Daniel Bijos Faidiga (*)
A pandemia alterou muito nossa percepção sobre a morte. Todos sabemos que ela é inevitável, mas sua palpabilidade se mostrou extrema.
Senão em março, certamente em abril de 2020, vimos momentos de verdadeiro pânico. Nenhum encontro presencial, estoque de comida, banhos de álcool nos pacotes de batata palha. Quase dois anos depois, a doença continua ali, mas é notável o quanto algumas das medidas como álcool e máscara são consideradas quase burocráticas por alguns. O que mudou? Agora as pessoas acham que não vão morrer? Precisaríamos de psicólogos para essa análise.
Do ponto de vista jurídico, o que notamos é que as pessoas preferem esquecer esse medo. A morte, ainda que continue rondando nosso dia-a-dia, não é um tema sobre o qual as pessoas queiram pensar. E isso fica claro quando pensamos em planejamentos sucessórios. A covid trouxe uma avalanche de pessoas finalmente aceitando a própria mortalidade e buscando medidas para garantir a organização do seu patrimônio e uma transição harmônica para os herdeiros.
Essa onda está passando. O tabu está voltando. Já voltamos a ouvir que pensar em Holding Familiar com a finalidade de sucessões é matar antecipadamente a pessoa!? As vantagens deste tipo de organização jurídica são incontáveis. Há viabilidade de redução de tributos, é possível evitar o inventário, acaba-se com qualquer risco de desarmonia familiar por conta de dinheiro. E, ainda assim, não podemos pensar na morte.

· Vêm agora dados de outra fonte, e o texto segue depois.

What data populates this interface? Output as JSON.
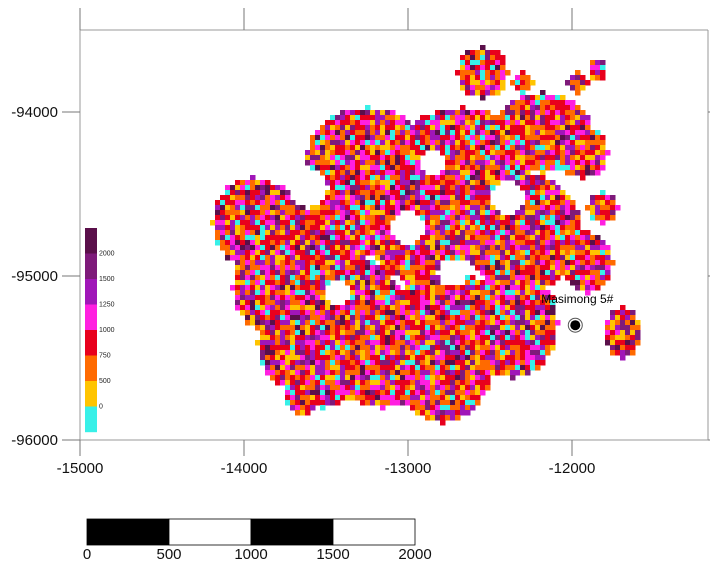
{
  "chart_data": {
    "type": "heatmap",
    "x_ticks": [
      "-15000",
      "-14000",
      "-13000",
      "-12000"
    ],
    "x_tick_values": [
      -15000,
      -14000,
      -13000,
      -12000
    ],
    "y_ticks": [
      "-94000",
      "-95000",
      "-96000"
    ],
    "y_tick_values": [
      -94000,
      -95000,
      -96000
    ],
    "xlim": [
      -15000,
      -11200
    ],
    "ylim": [
      -96000,
      -93450
    ],
    "grid": false,
    "legend_placement": "left",
    "color_scale": {
      "labels": [
        "2000",
        "1500",
        "1250",
        "1000",
        "750",
        "500",
        "0"
      ],
      "bins": [
        {
          "color": "#5a0f4a"
        },
        {
          "color": "#7e1a7a"
        },
        {
          "color": "#a016b8"
        },
        {
          "color": "#ff1fe0"
        },
        {
          "color": "#e8001c"
        },
        {
          "color": "#ff6a00"
        },
        {
          "color": "#ffc400"
        },
        {
          "color": "#38f0e8"
        }
      ]
    },
    "wells": [
      {
        "name": "Masimong 5#",
        "x": -11980,
        "y": -95300
      }
    ],
    "scale_bar": {
      "labels": [
        "0",
        "500",
        "1000",
        "1500",
        "2000"
      ],
      "segment_colors": [
        "#000000",
        "#ffffff",
        "#000000",
        "#ffffff"
      ]
    }
  }
}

De certo modo, essa situação reflete também outra mazela social que nos leva a alguns atrasos. Nossas instabilidades econômicas e políticas são tantas, que em regra, os empresários têm dificuldades com planejamentos de longo prazo – neles se incluindo o sucessório. As brigas de herdeiros e seus custos são problemas para o amanhã. Nos preocupamos com a redução de custos e despesas, se elas forem imediatas. As reduções que só ocorrerão no futuro não nos interessam. Quem ganha com isso?
O governo, os advogados de família e sucessões, os profissionais de recuperação judicial, os leiloeiros que vão vender os imóveis objeto de brigas. Mas… novamente: não é um problema nosso, será dos nossos filhos. Pois é, justamente aqueles cujo bem-estar mais prezamos e para quem, normalmente, mais nos dedicamos. Acabamos formando uma contradição evidente. “Quero deixar patrimônio para meus filhos; mas não ligo se eles vão gastar em impostos e brigas”.
Abril de 2020 foi um momento em que muitos imaginavam um “novo normal” e que a crise sanitária seria um elemento capaz de nos tornar melhores. Nem tanto. É claro que algumas pessoas que sofreram perdas e sentiram na pele as dificuldades da desorganização de seus ancestrais compreenderam que esta não é uma situação que gostariam para seus descendentes.
Mas ainda estamos longe de uma consciência mais coletiva sobre isso. A morte continua sendo um medo arraigado no subconsciente do brasileiro, inclusive naquilo em que é possível evitar. Resta torcer para que aqueles que estão mais “antenados” com essa ideologia organizacional (mesmo que possam continuar temendo e evitando a morte como todos) comece a mostrar os benefícios do planejamento para os demais.
Mas isso ainda deve demorar mais uma geração, na qual os “sem planejamento” desejarão ser como os “com planejamento” – independente do tabu da nossa temporariedade.